Le partage de la douleur : une anthropologie figurative du cinéma contemporain

par Olivier Cheval

Thèse de doctorat en Études cinématographiques et audiovisuel

Sous la direction de Luc Vancheri.

Soutenue le 07-11-2016

à Lyon , dans le cadre de École doctorale Lettres, langues, linguistique, arts (Lyon) , en partenariat avec Passages XX-XXI (Lyon) (équipe de recherche) et de Université Lumière (Lyon) (établissement opérateur d'inscription) .

Le président du jury était Philippe Dubois.

Le jury était composé de Giovanni Careri, Patricia-Laure Thivat, Philippe-Alain Michaud.


  • Résumé

    Ce travail part d’une double intuition de Georges Bataille. D’une part, une loi qu’il énonce au Collège de Sociologie : « Les êtres humains ne sont jamais unis entre eux que par des déchirures ou des blessures ». D’autre part, l’idée que les œuvres d’art sont, depuis Lascaux, les traces d’une archéologie de la vie communautaire des hommes, le chiffre d’un non-savoir sur la sphère du sacré qui fait tenir les hommes ensemble, à travers quelques figures-limites (le cadavre, les larmes, l’orgie, le sacrifice). Ces deux intuitions me permettent de définir l’anthropologie figurative comme la discipline qui cherche dans les images une pensée figurale de la communauté, et le partage de la douleur dans le cinéma contemporain comme l’un de ses objets privilégiés. Les pensées contemporaines de la communauté (Jean-Luc Nancy, Giorgio Agamben, Roberto Esposito) m’autorisent cette hypothèse : le cinéma contemporain a désormais moins affaire à la construction politique d’un peuple qu’à la figuration de communautés trouvant dans l’événement du partage leur seule fin. Or, seul un travail figural peut contrevenir à la solitude du corps souffrant et défaire sa clôture pour l’inclure dans un groupe pathétique qui synchronise des gestes ou assemble des chairs. Le corpus international de films que je constitue autour de la survivance de figures de la communion (Joao Pedro Rodrigues, Pedro Costa, Béla Tarr, Steve McQueen, Bruno Dumont) ou d’une figuration chorégraphique du soin (Tsai Ming-liang, Apichatpong Weerasehtakul, Vincent Gallo, Gus Van Sant) relève d’un réalisme figuratif qui demande à être étudié non pas sous l’angle d’une politique de l’esthétique (Jacques Rancière), mais d’une impolitique de la beauté.

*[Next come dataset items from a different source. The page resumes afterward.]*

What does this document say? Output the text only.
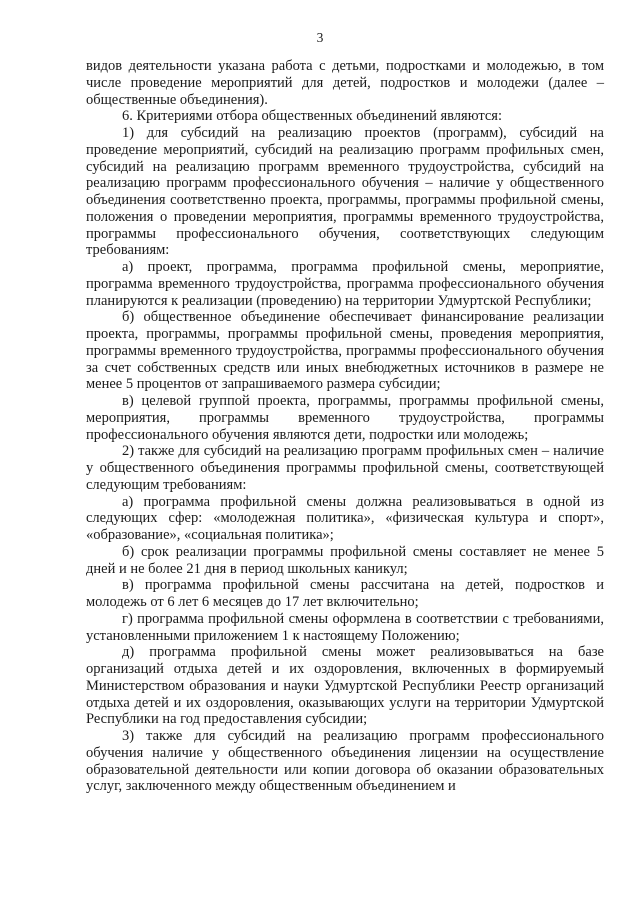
3

видов деятельности указана работа с детьми, подростками и молодежью, в том числе проведение мероприятий для детей, подростков и молодежи (далее – общественные объединения).

6. Критериями отбора общественных объединений являются:

1) для субсидий на реализацию проектов (программ), субсидий на проведение мероприятий, субсидий на реализацию программ профильных смен, субсидий на реализацию программ временного трудоустройства, субсидий на реализацию программ профессионального обучения – наличие у общественного объединения соответственно проекта, программы, программы профильной смены, положения о проведении мероприятия, программы временного трудоустройства, программы профессионального обучения, соответствующих следующим требованиям:

а) проект, программа, программа профильной смены, мероприятие, программа временного трудоустройства, программа профессионального обучения планируются к реализации (проведению) на территории Удмуртской Республики;

б) общественное объединение обеспечивает финансирование реализации проекта, программы, программы профильной смены, проведения мероприятия, программы временного трудоустройства, программы профессионального обучения за счет собственных средств или иных внебюджетных источников в размере не менее 5 процентов от запрашиваемого размера субсидии;

в) целевой группой проекта, программы, программы профильной смены, мероприятия, программы временного трудоустройства, программы профессионального обучения являются дети, подростки или молодежь;

2) также для субсидий на реализацию программ профильных смен – наличие у общественного объединения программы профильной смены, соответствующей следующим требованиям:

а) программа профильной смены должна реализовываться в одной из следующих сфер: «молодежная политика», «физическая культура и спорт», «образование», «социальная политика»;

б) срок реализации программы профильной смены составляет не менее 5 дней и не более 21 дня в период школьных каникул;

в) программа профильной смены рассчитана на детей, подростков и молодежь от 6 лет 6 месяцев до 17 лет включительно;

г) программа профильной смены оформлена в соответствии с требованиями, установленными приложением 1 к настоящему Положению;

д) программа профильной смены может реализовываться на базе организаций отдыха детей и их оздоровления, включенных в формируемый Министерством образования и науки Удмуртской Республики Реестр организаций отдыха детей и их оздоровления, оказывающих услуги на территории Удмуртской Республики на год предоставления субсидии;

3) также для субсидий на реализацию программ профессионального обучения наличие у общественного объединения лицензии на осуществление образовательной деятельности или копии договора об оказании образовательных услуг, заключенного между общественным объединением и
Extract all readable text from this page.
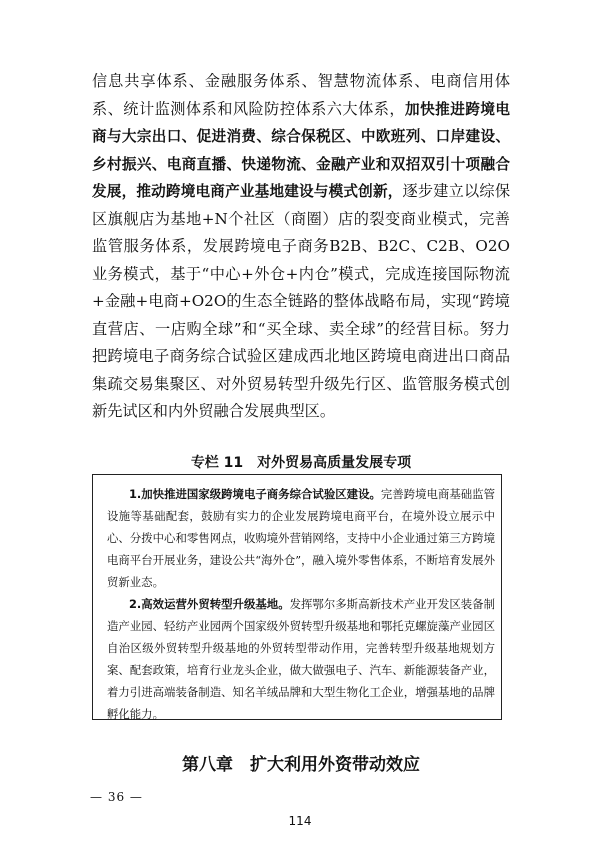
信息共享体系、金融服务体系、智慧物流体系、电商信用体系、统计监测体系和风险防控体系六大体系，加快推进跨境电商与大宗出口、促进消费、综合保税区、中欧班列、口岸建设、乡村振兴、电商直播、快递物流、金融产业和双招双引十项融合发展，推动跨境电商产业基地建设与模式创新，逐步建立以综保区旗舰店为基地+N个社区（商圈）店的裂变商业模式，完善监管服务体系，发展跨境电子商务B2B、B2C、C2B、O2O业务模式，基于“中心+外仓+内仓”模式，完成连接国际物流+金融+电商+O2O的生态全链路的整体战略布局，实现“跨境直营店、一店购全球”和“买全球、卖全球”的经营目标。努力把跨境电子商务综合试验区建成西北地区跨境电商进出口商品集疏交易集聚区、对外贸易转型升级先行区、监管服务模式创新先试区和内外贸融合发展典型区。
专栏 11　对外贸易高质量发展专项

1.加快推进国家级跨境电子商务综合试验区建设。完善跨境电商基础监管设施等基础配套，鼓励有实力的企业发展跨境电商平台，在境外设立展示中心、分拨中心和零售网点，收购境外营销网络，支持中小企业通过第三方跨境电商平台开展业务，建设公共“海外仓”，融入境外零售体系，不断培育发展外贸新业态。

2.高效运营外贸转型升级基地。发挥鄂尔多斯高新技术产业开发区装备制造产业园、轻纺产业园两个国家级外贸转型升级基地和鄂托克螺旋藻产业园区自治区级外贸转型升级基地的外贸转型带动作用，完善转型升级基地规划方案、配套政策，培育行业龙头企业，做大做强电子、汽车、新能源装备产业，着力引进高端装备制造、知名羊绒品牌和大型生物化工企业，增强基地的品牌孵化能力。

第八章　扩大利用外资带动效应
— 36 —
114
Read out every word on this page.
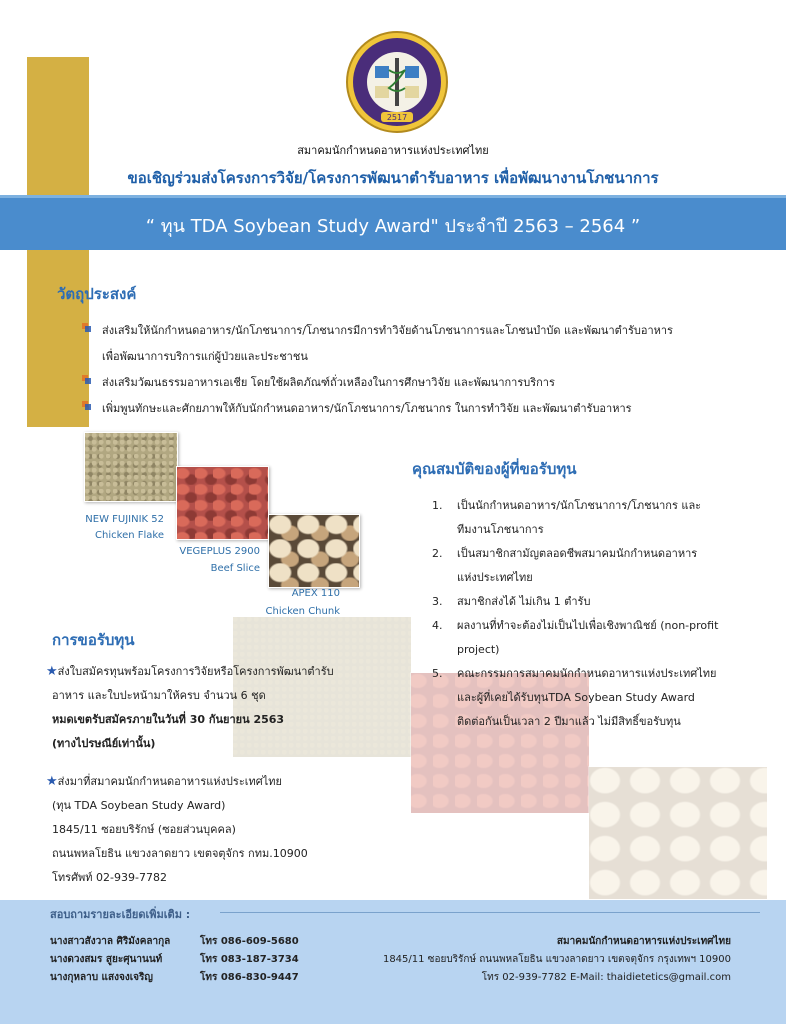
2517
สมาคมนักกำหนดอาหารแห่งประเทศไทย
ขอเชิญร่วมส่งโครงการวิจัย/โครงการพัฒนาตำรับอาหาร เพื่อพัฒนางานโภชนาการ
“ ทุน TDA Soybean Study Award" ประจำปี 2563 – 2564 ”
วัตถุประสงค์
ส่งเสริมให้นักกำหนดอาหาร/นักโภชนาการ/โภชนากรมีการทำวิจัยด้านโภชนาการและโภชนบำบัด และพัฒนาตำรับอาหาร
เพื่อพัฒนาการบริการแก่ผู้ป่วยและประชาชน
ส่งเสริมวัฒนธรรมอาหารเอเชีย โดยใช้ผลิตภัณฑ์ถั่วเหลืองในการศึกษาวิจัย และพัฒนาการบริการ
เพิ่มพูนทักษะและศักยภาพให้กับนักกำหนดอาหาร/นักโภชนาการ/โภชนากร ในการทำวิจัย และพัฒนาตำรับอาหาร
NEW FUJINIK 52
Chicken Flake
VEGEPLUS 2900
Beef Slice
APEX 110
Chicken Chunk
คุณสมบัติของผู้ที่ขอรับทุน
1. เป็นนักกำหนดอาหาร/นักโภชนาการ/โภชนากร และ
ทีมงานโภชนาการ
2. เป็นสมาชิกสามัญตลอดชีพสมาคมนักกำหนดอาหาร
แห่งประเทศไทย
3. สมาชิกส่งได้ ไม่เกิน 1 ตำรับ
4. ผลงานที่ทำจะต้องไม่เป็นไปเพื่อเชิงพาณิชย์ (non-profit
project)
5. คณะกรรมการสมาคมนักกำหนดอาหารแห่งประเทศไทย
และผู้ที่เคยได้รับทุนTDA Soybean Study Award
ติดต่อกันเป็นเวลา 2 ปีมาแล้ว ไม่มีสิทธิ์ขอรับทุน
การขอรับทุน
★ส่งใบสมัครทุนพร้อมโครงการวิจัยหรือโครงการพัฒนาตำรับ
อาหาร และใบปะหน้ามาให้ครบ จำนวน 6 ชุด
หมดเขตรับสมัครภายในวันที่ 30 กันยายน 2563
(ทางไปรษณีย์เท่านั้น)
★ส่งมาที่สมาคมนักกำหนดอาหารแห่งประเทศไทย
(ทุน TDA Soybean Study Award)
1845/11 ซอยบริรักษ์ (ซอยส่วนบุคคล)
ถนนพหลโยธิน แขวงลาดยาว เขตจตุจักร กทม.10900
โทรศัพท์ 02-939-7782
สอบถามรายละเอียดเพิ่มเติม :
นางสาวสังวาล ศิริมังคลากุล	โทร 086-609-5680
นางดวงสมร สูยะศุนานนท์	โทร 083-187-3734
นางกุหลาบ แสงจงเจริญ	โทร 086-830-9447
สมาคมนักกำหนดอาหารแห่งประเทศไทย
1845/11 ซอยบริรักษ์ ถนนพหลโยธิน แขวงลาดยาว เขตจตุจักร กรุงเทพฯ 10900
โทร 02-939-7782 E-Mail: thaidietetics@gmail.com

Soit l’idée que l’art est ce lieu où la puissance du pâtir et la puissance du partage, sans faire une politique, autorisent l’espoir d’une communauté prochaine.

  • Titre traduit

    The sharing of pain : a figurative anthropology of contemporary cinema


  • Résumé

    This work started with two crucial insights from Georges Bataille’s œuvre. On the one hand, Bataille formulated a law on the constitution of community in the Collège de Sociologie: “Human beings are only linked together by wrenches or wounds”. On the second hand, he elaborated the idea that works of art are, since Lascaux, the traces of an archaeology of men’s community life, the code of a “non-savoir” about the sacred sphere which ties men together thanks to some borderline figures (the corpse, the tears, the orgy, the sacrifice). These two ideas allow me to define figurative anthropology as the discipline that seeks a figural thought of community in images, and the sharing of pain as one of its privileged objects. Contemporary thoughts of community (Jean-Luc Nancy, Giorgio Agamben, Roberto Esposito) allow me to state this hypothesis: contemporary cinema is not pertaining to the political construction of a people but to the figuration of communities which find in this very sharing their sole purpose. Only a figural work can contravene to the loneliness of a suffering body and break its closed isolation into include it in a pathetic group that synchronises gestures and assembles fleshes. The international corpus of films that I put together about the survival of figures of communion (Joao Pedro Rodrigues, Pedro Costa, Béla Tarr, Steve McQueen, Bruno Dumont) or the choreographic figuration of care (Tsai Ming-liang, Apichatpong Weerasehtakul, Vincent Gallo, Gus Van Sant) comes under a figurative realism which has not to be studied from the point of view of the politics of aesthetics (Jacques Rancière), but of the impolitics of beauty: that is to say that art is the place where the capacity for suffering and sharing, without leading to a political construction, allows the hope of an imminent community.